А четвертого апреля после обеда принесли письмо. Оказалось — от Рэйко. На обратной стороне конверта стояло ее полное имя — Исида Рэйко. Я аккуратно отрезал ножницами край, сел на веранде и принялся читать. Я, конечно, предчувствовал нерадостные новости, а начал читать — так оно и оказалось.
В первых строчках Рэйко извинилась за поздний ответ.
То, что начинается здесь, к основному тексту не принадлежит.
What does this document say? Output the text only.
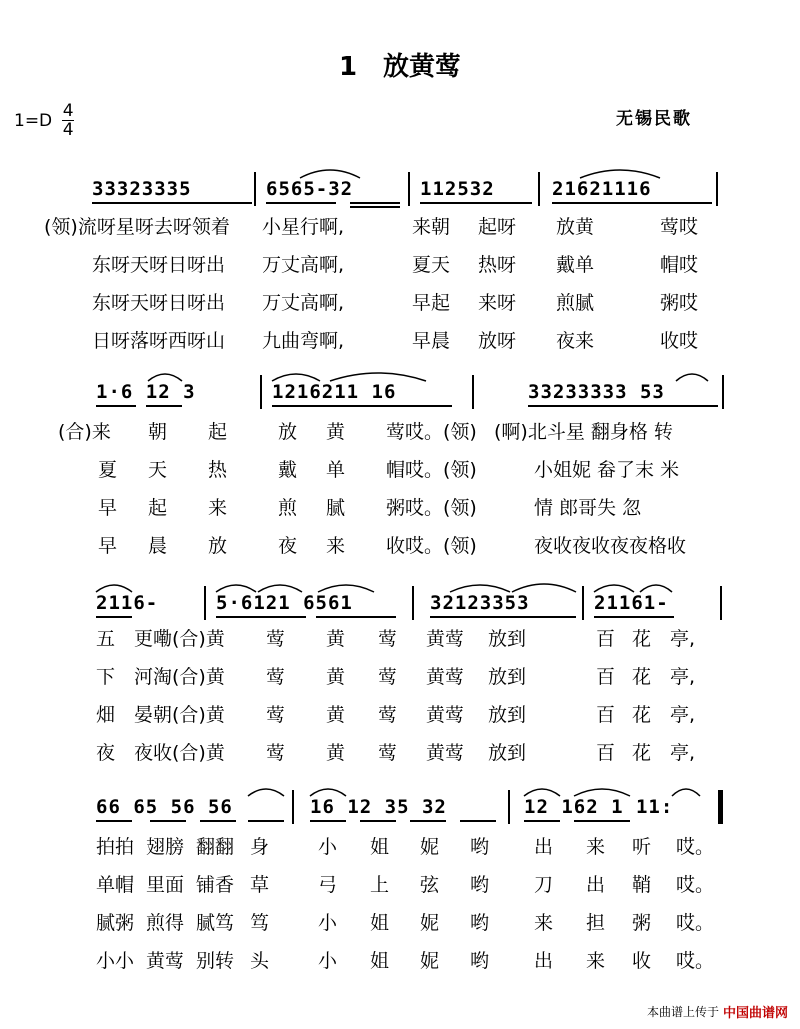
1 放黄莺
$1=D \frac{4}{4}$	无锡民歌
33323335	6565-32	112532	21621116
(领)流呀星呀去呀领着 小星行啊,	来朝 起呀 放黄	莺哎
东呀天呀日呀出 万丈高啊,	夏天 热呀 戴单	帽哎
东呀天呀日呀出 万丈高啊,	早起 来呀 煎腻	粥哎
日呀落呀西呀山 九曲弯啊,	早晨 放呀 夜来	收哎
1·6 12 3	1216211 16	33233333 53
(合)来 朝 起	放 黄 莺哎。(领) (啊)北斗星 翻身格 转
夏 天 热	戴 单 帽哎。(领)	小姐妮 畚了末 米
早 起 来	煎 腻 粥哎。(领)	情 郎哥失 忽
早 晨 放	夜 来 收哎。(领)	夜收夜收夜夜格收
2116-	5·6121 6561	32123353	21161-
五 更嘞(合)黄 莺 黄 莺 黄莺 放到	百 花 亭,
下 河淘(合)黄 莺 黄 莺 黄莺 放到	百 花 亭,
畑 晏朝(合)黄 莺 黄 莺 黄莺 放到	百 花 亭,
夜 夜收(合)黄 莺 黄 莺 黄莺 放到	百 花 亭,
66 65 56 56	16 12 35 32	12 162 1 11:
拍拍 翅膀 翻翻 身	小 姐 妮 哟 出 来 听 哎。
单帽 里面 铺香 草	弓 上 弦 哟 刀 出 鞘 哎。
腻粥 煎得 腻笃 笃	小 姐 妮 哟 来 担 粥 哎。
小小 黄莺 别转 头	小 姐 妮 哟 出 来 收 哎。
本曲谱上传于 中国曲谱网
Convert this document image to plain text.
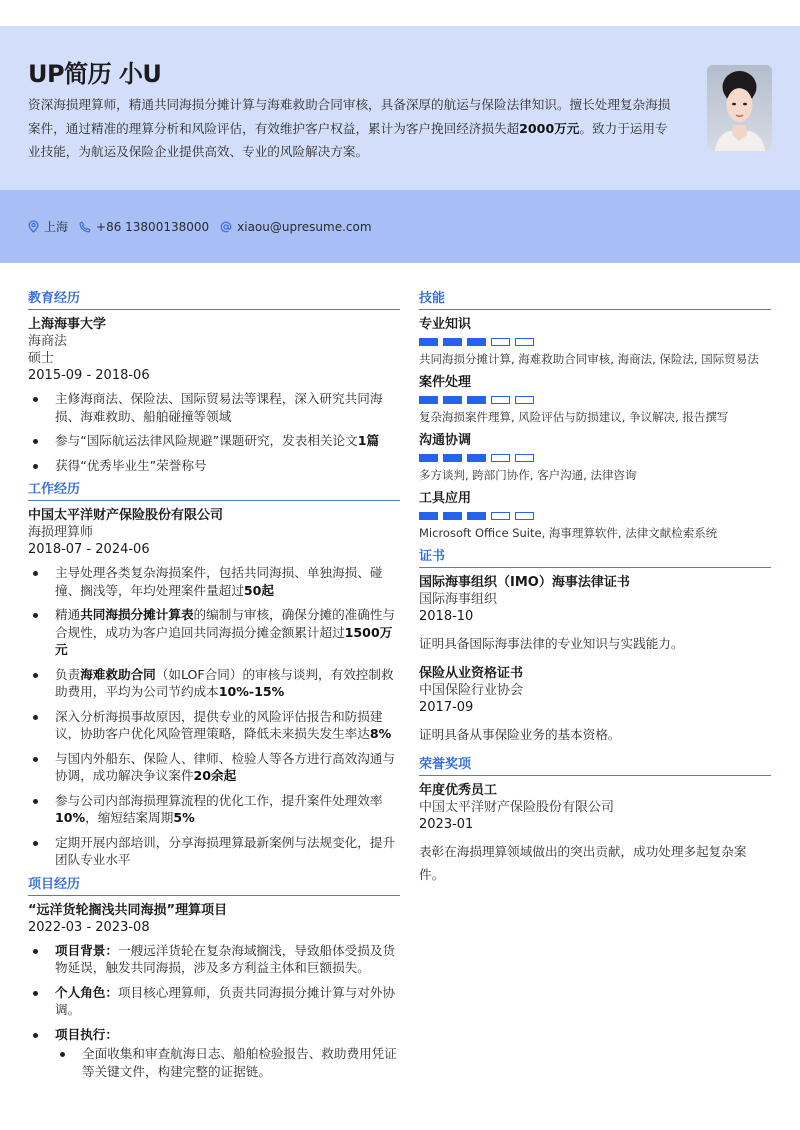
UP简历 小U
资深海损理算师，精通共同海损分摊计算与海难救助合同审核，具备深厚的航运与保险法律知识。擅长处理复杂海损案件，通过精准的理算分析和风险评估，有效维护客户权益，累计为客户挽回经济损失超2000万元。致力于运用专业技能，为航运及保险企业提供高效、专业的风险解决方案。
上海 +86 13800138000 xiaou@upresume.com
教育经历
上海海事大学
海商法
硕士
2015-09 - 2018-06
主修海商法、保险法、国际贸易法等课程，深入研究共同海损、海难救助、船舶碰撞等领域
参与“国际航运法律风险规避”课题研究，发表相关论文1篇
获得“优秀毕业生”荣誉称号
工作经历
中国太平洋财产保险股份有限公司
海损理算师
2018-07 - 2024-06
主导处理各类复杂海损案件，包括共同海损、单独海损、碰撞、搁浅等，年均处理案件量超过50起
精通共同海损分摊计算表的编制与审核，确保分摊的准确性与合规性，成功为客户追回共同海损分摊金额累计超过1500万元
负责海难救助合同（如LOF合同）的审核与谈判，有效控制救助费用，平均为公司节约成本10%-15%
深入分析海损事故原因，提供专业的风险评估报告和防损建议，协助客户优化风险管理策略，降低未来损失发生率达8%
与国内外船东、保险人、律师、检验人等各方进行高效沟通与协调，成功解决争议案件20余起
参与公司内部海损理算流程的优化工作，提升案件处理效率10%，缩短结案周期5%
定期开展内部培训，分享海损理算最新案例与法规变化，提升团队专业水平
项目经历
“远洋货轮搁浅共同海损”理算项目
2022-03 - 2023-08
项目背景：一艘远洋货轮在复杂海域搁浅，导致船体受损及货物延误，触发共同海损，涉及多方利益主体和巨额损失。
个人角色：项目核心理算师，负责共同海损分摊计算与对外协调。
项目执行：
全面收集和审查航海日志、船舶检验报告、救助费用凭证等关键文件，构建完整的证据链。
技能
专业知识
共同海损分摊计算, 海难救助合同审核, 海商法, 保险法, 国际贸易法
案件处理
复杂海损案件理算, 风险评估与防损建议, 争议解决, 报告撰写
沟通协调
多方谈判, 跨部门协作, 客户沟通, 法律咨询
工具应用
Microsoft Office Suite, 海事理算软件, 法律文献检索系统
证书
国际海事组织（IMO）海事法律证书
国际海事组织
2018-10
证明具备国际海事法律的专业知识与实践能力。
保险从业资格证书
中国保险行业协会
2017-09
证明具备从事保险业务的基本资格。
荣誉奖项
年度优秀员工
中国太平洋财产保险股份有限公司
2023-01
表彰在海损理算领域做出的突出贡献，成功处理多起复杂案件。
Наоко долго боролась с собой, чтобы тебе написать, но так и не смогла. Я несколько раз предлагала сделать это за нее, говорила, что нельзя так долго заставлять ждать, но Наоко уперлась: мол, это — личное, — и продолжала меня уверять, что напишет сама. Вот так время и ушло. Прости, если сможешь, — писала Рэйко.
Ты, наверное, устал ждать целый месяц. Для Наоко тоже этот месяц оказался очень тяжелым. Пойми ее правильно. Признаться, состояние у нее сейчас неважное. Она пыталась своими силами встать на ноги, но результат по-прежнему плохой.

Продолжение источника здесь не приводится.